I told you I was going to brag.

These easy black bean brownies take about 40 minutes from start to finish. While they look special enough for a celebration, they’re also easy enough to make any time.

We are crazy about this easy black bean brownie recipe at our house. I hope you like it as much as we do!

Easy Black Bean Brownie Recipe 

Makes 8 servings.

1 15-ounce can black beans, rinsed and drained

3 tablespoons + 1 teaspoon canola oil

2 large eggs

2/3 cup sugar

1/2 cup unsweetened cocoa powder

1 teaspoon pure vanilla extract

1/2 teaspoon baking powder

1/2 teaspoon salt

1/2 cup + 1/3 cup dark chocolate chips (or 1/3 cup white chocolate chips for the topping)

1 1/2 cups fresh raspberries, washed and dried

Preheat oven to 350˚F.  Grease an 8-inch square baking pan.

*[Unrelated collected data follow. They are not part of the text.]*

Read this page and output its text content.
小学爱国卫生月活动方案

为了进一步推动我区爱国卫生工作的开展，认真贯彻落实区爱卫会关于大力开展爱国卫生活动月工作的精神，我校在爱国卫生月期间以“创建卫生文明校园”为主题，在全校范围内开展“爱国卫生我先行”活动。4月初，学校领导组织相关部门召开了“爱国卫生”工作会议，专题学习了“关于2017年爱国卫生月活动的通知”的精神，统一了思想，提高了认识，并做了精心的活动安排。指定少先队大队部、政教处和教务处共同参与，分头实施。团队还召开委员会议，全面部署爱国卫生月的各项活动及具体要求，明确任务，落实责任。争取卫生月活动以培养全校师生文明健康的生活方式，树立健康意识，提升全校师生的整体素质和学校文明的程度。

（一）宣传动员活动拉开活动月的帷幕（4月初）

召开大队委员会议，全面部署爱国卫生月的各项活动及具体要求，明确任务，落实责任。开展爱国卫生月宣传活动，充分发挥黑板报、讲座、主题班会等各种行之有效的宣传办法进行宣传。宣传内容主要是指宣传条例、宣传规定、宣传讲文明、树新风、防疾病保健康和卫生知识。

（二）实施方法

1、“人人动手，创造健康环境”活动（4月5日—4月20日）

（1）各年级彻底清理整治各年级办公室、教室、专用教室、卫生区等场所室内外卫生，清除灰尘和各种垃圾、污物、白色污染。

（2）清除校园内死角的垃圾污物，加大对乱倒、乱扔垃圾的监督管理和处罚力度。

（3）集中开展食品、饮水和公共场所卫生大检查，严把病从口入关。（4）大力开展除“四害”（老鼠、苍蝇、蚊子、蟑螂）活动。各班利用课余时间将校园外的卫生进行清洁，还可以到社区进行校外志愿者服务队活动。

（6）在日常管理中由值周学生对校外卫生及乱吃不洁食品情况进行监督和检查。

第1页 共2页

Place the beans and 3 tablespoons of oil in a food processor. Process on high until smooth, about 2 to 3 minutes.  Add the eggs, sugar, cocoa powder, and vanilla extract and blend well.  Add the baking powder and salt and blend for 10 seconds more. Stir in 1/2 cup of the dark chocolate chips.

Pour the batter into prepared pan and spread evenly. Bake for 20 to 22 minutes or until a toothpick inserted in the middle comes out clean.  Allow the brownies to cool for 30 minutes.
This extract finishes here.